Please use this identifier to cite or link to this item: https://hdl.handle.net/2440/45219
Type: Conference paper
Title: Diamonds from the asthenosphere and transition zone: Remnants of subducted crustal material in the deep Earth's mantle
Author: Tappert, Ralf
Stachel, Thomas
Harris, Jeff W.
Muehlenbachs, Karl
Ludwig, Thomas
Brey, Gerhard P.
Citation: AGU 2005 Fall Meeting [electronic resource] : program and abstracts December 5-9, 2005, San Francisco, California / American Geophysical Union. [CD ROM]
Publisher: American Geophysical Union
Issue Date: 2005
Conference Name: American Geophysical Union. Fall Meeting (2005 : San Francisco, California)

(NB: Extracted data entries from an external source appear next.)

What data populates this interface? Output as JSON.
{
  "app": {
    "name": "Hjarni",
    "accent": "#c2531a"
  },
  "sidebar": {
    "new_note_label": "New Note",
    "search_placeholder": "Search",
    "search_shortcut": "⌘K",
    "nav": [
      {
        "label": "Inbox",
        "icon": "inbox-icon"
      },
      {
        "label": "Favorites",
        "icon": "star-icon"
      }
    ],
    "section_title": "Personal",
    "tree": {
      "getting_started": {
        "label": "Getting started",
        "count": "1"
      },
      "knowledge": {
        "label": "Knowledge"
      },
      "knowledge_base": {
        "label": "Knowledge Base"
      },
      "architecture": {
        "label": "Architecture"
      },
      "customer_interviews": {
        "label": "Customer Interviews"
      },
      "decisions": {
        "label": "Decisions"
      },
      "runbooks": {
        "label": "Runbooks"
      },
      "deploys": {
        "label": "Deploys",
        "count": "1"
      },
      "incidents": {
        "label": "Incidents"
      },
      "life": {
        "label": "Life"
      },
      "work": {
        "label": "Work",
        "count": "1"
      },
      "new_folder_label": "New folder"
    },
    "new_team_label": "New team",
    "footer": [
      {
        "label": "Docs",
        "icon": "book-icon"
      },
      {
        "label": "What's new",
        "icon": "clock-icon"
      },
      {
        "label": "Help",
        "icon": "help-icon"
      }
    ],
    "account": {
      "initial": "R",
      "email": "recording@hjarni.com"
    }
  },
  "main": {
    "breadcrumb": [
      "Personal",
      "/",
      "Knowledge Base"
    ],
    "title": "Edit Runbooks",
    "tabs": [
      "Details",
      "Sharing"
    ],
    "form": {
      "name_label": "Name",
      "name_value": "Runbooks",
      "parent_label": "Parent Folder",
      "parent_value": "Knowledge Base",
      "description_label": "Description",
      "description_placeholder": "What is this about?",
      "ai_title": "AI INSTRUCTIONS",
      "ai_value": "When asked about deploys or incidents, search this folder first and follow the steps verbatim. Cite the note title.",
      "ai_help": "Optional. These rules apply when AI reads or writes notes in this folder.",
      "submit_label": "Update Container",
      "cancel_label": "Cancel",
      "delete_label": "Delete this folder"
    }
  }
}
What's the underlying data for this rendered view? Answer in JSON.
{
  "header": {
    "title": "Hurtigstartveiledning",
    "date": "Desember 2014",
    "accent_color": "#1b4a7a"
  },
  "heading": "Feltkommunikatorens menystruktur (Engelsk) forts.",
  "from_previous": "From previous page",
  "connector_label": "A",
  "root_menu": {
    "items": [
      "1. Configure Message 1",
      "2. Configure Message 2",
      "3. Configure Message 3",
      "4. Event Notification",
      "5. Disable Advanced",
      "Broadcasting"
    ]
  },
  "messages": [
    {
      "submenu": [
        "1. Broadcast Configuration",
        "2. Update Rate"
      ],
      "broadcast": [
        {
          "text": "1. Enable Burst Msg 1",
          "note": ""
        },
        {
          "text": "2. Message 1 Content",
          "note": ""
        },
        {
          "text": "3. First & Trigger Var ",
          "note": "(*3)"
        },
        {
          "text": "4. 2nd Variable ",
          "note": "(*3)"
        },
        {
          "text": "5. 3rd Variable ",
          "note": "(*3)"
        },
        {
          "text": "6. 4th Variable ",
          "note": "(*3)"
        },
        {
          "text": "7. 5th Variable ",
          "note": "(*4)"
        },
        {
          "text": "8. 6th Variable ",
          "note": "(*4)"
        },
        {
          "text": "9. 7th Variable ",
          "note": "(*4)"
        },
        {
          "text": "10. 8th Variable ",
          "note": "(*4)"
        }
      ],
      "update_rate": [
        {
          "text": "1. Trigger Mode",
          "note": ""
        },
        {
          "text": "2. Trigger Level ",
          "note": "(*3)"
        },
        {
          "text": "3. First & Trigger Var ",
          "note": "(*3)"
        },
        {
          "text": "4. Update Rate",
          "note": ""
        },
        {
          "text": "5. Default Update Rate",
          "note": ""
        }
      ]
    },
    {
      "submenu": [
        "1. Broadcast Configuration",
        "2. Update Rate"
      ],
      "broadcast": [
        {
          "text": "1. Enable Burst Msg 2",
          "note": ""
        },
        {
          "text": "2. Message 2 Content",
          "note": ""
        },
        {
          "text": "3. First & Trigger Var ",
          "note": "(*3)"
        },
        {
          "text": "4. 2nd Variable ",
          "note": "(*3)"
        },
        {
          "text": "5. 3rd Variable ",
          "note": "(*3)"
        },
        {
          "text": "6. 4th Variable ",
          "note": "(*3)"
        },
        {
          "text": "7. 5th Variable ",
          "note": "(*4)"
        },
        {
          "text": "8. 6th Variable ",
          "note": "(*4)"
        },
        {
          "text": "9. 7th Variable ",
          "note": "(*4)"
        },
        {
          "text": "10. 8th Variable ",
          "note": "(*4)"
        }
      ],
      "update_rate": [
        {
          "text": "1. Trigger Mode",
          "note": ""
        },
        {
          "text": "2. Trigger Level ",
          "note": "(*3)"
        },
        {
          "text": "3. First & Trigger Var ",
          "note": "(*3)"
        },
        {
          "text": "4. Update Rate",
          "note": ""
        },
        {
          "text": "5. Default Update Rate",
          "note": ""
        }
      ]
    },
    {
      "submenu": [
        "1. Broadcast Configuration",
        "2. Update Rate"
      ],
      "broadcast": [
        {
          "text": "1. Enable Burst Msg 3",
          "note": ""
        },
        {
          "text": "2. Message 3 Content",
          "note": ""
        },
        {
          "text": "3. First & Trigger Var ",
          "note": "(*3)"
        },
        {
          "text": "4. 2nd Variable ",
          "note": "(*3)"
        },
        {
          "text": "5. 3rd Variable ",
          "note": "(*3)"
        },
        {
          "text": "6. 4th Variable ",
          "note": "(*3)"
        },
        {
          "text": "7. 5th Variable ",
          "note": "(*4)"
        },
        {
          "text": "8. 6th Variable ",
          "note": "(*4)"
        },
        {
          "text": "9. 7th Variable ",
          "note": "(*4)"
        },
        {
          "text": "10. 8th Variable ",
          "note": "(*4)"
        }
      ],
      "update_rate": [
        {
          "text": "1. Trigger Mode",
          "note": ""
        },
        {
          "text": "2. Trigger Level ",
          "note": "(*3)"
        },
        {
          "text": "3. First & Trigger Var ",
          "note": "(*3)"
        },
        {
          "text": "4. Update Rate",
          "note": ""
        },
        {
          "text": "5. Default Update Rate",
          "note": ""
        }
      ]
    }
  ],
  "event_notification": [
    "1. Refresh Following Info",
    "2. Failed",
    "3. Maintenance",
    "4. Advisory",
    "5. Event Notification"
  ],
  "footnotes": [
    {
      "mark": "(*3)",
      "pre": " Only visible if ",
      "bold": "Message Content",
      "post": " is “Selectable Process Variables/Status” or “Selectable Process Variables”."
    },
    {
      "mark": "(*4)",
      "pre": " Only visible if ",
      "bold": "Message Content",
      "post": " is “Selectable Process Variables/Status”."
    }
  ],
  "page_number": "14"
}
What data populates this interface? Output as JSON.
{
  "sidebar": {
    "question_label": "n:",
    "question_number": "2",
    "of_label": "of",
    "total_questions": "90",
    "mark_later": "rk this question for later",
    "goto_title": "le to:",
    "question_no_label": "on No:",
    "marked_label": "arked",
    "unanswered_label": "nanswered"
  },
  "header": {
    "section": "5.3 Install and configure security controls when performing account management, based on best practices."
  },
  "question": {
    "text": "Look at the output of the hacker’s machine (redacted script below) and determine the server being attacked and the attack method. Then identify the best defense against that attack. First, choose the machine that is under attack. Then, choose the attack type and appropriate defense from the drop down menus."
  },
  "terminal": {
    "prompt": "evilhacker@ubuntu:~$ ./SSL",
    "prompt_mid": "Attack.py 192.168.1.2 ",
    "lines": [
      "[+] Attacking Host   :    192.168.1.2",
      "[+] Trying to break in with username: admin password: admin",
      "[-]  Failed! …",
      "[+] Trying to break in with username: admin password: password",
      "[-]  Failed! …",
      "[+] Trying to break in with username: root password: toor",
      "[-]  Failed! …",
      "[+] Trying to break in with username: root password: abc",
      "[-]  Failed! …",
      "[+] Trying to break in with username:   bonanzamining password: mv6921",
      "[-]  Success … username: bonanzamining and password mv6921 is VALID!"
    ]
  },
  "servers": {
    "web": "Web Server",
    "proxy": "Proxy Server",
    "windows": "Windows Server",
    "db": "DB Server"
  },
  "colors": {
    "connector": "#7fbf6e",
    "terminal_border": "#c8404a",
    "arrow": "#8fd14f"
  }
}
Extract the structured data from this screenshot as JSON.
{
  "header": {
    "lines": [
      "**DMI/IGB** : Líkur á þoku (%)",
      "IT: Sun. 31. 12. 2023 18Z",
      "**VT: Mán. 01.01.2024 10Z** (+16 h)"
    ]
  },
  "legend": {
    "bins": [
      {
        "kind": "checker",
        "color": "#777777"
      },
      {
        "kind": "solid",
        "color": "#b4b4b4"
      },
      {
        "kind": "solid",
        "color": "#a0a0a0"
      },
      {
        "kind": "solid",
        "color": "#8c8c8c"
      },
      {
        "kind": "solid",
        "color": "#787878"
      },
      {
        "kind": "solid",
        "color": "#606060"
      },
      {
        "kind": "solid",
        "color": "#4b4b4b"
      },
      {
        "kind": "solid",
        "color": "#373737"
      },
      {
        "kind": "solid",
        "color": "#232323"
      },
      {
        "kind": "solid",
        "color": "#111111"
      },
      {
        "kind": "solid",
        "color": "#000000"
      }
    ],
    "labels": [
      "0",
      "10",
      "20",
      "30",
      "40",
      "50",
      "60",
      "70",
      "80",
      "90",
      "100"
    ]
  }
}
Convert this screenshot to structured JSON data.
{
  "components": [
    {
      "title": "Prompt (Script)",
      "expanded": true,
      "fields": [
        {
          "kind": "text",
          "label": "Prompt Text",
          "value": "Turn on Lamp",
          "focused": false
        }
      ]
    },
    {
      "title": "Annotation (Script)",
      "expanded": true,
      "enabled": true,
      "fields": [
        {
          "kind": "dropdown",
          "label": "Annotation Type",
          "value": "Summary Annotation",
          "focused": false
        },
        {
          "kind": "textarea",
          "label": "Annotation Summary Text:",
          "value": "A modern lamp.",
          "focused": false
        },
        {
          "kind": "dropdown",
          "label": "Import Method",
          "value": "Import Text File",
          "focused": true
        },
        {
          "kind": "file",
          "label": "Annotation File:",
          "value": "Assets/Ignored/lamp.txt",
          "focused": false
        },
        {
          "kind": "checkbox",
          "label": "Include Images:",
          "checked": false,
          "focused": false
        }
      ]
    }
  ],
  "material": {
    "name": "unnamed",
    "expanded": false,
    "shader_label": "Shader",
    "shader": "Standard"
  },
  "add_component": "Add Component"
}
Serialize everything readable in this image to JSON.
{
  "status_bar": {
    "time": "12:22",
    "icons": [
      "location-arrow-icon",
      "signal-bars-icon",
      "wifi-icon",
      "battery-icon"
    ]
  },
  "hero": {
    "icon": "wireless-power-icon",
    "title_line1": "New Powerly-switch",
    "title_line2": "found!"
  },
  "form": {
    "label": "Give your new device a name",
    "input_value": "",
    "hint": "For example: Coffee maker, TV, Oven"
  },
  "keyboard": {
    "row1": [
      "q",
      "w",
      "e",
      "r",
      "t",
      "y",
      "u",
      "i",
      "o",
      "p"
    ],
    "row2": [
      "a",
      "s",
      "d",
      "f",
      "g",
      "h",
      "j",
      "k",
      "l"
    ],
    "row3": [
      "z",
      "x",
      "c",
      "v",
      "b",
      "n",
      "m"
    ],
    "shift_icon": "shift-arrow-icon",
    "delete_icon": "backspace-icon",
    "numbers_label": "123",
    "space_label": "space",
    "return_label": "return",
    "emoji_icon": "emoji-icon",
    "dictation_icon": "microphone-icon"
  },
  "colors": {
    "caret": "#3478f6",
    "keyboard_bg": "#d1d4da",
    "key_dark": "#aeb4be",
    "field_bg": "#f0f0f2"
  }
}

School/Discipline: School of Earth and Environmental Sciences : Geology and Geophysics
Abstract: The presence of majoritic garnet inclusions in diamonds from the Jagersfontein kimberlite in South Africa shows that the diamonds formed at depths of up to 550 km in source rocks of basaltic composition. Negative europium anomalies in all recovered majoritic garnets link these basaltic sources to subducted oceanic crust. A narrow range of isotopically light carbon compositions (δ13C: -17 to -24\permil) of the host diamonds suggests that diamond formation in the asthenosphere and transition zone is principally different to the formation of diamonds from the shallower lithosphere, which at Jagersfontein have a broad carbon isotopic range from -1 to -24\permil with a pronounced mode at -4\permil. The narrow range in carbon isotopic composition of diamonds from the asthenosphere and transition zone suggests that they directly reflect the isotopic signature of their carbon source. The isotopically light carbon composition of these diamonds is, therefore, consistent with derivation from organic matter within a subducting slab and most likely related to an early Mesozoic subduction event that transferred oceanic crust into the deep mantle beneath the Kaapvaal craton. Accumulation of subducted oceanic crust in the deep mantle may have also caused the late Cretaceous kimberlite volcanism on the Kaapvaal craton, which ultimately brought the deep diamonds from Jagersfontein to the Earth's surface.